Donaldson also shows us how all biographies are subjective in his examination of how 14 different authors handled an incident in Scott and Zelda Fitzgerald’s lives. The incident is the relationship between Zelda Fitzgerald and Edouard Jozan, a French aviator, during the summer of 1924. The only fact we know for sure is that Zelda and Jozan had a flirtation of some kind while Scott was busy writing the novel that he would eventually call The Great Gatsby. Did this flirtation escalate into an affair? It depends on which biography you read. (Since Donaldson’s 2015 examination appeared, Kendall Taylor wrote an entire book about the relationship between Zelda and Jozan, 2018’s The Gatsby Affair.) Adding to the confusion about the summer of 1924 are the stories that Scott and Zelda themselves told about the relationship, and Zelda’s fictional treatment of the relationship in her novel Save Me the Waltz. Donaldson comes to no grand conclusions about what really happened, but he shows us how biographers can spin things to fit their own thesis. As Donaldson writes, “It can safely be said that the single trait all biographers share is a certain arrogance as they undertake to understand how it must have been, say, for Zelda and Scott and Edouard a long time ago.” (p.187)

The Impossible Craft concludes with a chapter aptly titled “The Cheever Misadventure.” Donaldson had long been an admirer of the short stories of John Cheever, and he succinctly summed up what made Cheever such a wonderful writer: “Cheever’s greatest gift was his capacity to bewitch quotidian existence into something magical.” (p.222)

Donaldson began his in-depth research into Cheever shortly after Cheever’s death in 1982. Donaldson informs the reader that, with the benefit of hindsight, there were red flags from the Cheever family from the very beginning. What seemed to begin as a decent relationship soon fell into acrimony. Donaldson wasn’t allowed full access to Cheever’s letters and journals, as the family feared that his biography would overshadow a forthcoming collection of Cheever’s letters. Donaldson’s biography, published in 1988, presented a portrait of Cheever as a troubled man, but ultimately Donaldson concluded the book on a positive note, as Cheever finally conquered his struggle with alcoholism.

Twenty-one years after Donaldson’s biography, Blake Bailey published his own biography of Cheever, this time with the full cooperation of the Cheever family. Bailey painted a much darker portrait of Cheever, but for whatever reason, the family was happier with Bailey’s book than Donaldson’s. Perhaps it was simply the passage of time, and perhaps the Cheevers were pleased that someone was doing something to keep their father in the public eye, as the publishing boom of books about John Cheever during the 1980’s and 1990’s had ended. (This was partially the fault of the Cheevers themselves, as they have never authorized any additional collections of Cheever’s short stories.)

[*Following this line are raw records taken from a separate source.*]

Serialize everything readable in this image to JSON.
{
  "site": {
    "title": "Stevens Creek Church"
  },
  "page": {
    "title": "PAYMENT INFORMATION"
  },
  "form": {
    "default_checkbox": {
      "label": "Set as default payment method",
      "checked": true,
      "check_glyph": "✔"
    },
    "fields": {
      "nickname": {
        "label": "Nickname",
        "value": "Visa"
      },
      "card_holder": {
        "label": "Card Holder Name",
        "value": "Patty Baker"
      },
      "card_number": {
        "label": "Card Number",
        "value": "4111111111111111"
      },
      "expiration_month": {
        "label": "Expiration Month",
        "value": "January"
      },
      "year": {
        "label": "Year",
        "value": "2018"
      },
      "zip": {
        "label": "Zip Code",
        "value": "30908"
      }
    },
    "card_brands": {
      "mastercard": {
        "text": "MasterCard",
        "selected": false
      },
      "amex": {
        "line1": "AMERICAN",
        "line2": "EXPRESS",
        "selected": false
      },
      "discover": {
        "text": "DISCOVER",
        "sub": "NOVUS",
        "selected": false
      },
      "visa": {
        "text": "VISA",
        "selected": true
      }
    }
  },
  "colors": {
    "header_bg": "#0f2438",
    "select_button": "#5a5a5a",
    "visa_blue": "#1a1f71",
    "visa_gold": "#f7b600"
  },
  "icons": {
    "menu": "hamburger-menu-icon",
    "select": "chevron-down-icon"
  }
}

The Impossible Craft is an eloquent summary of Scott Donaldson’s work as a biographer. Donaldson’s own writing ultimately draws us back to the great writing that inspired him to document the lives of those who created it.

1 comment:

Anonymous said...


You were very fortunate to have met Scott Donaldson. That meeting piqued a greater interest in Fitzgerald. It made your Fitzgerald tours better.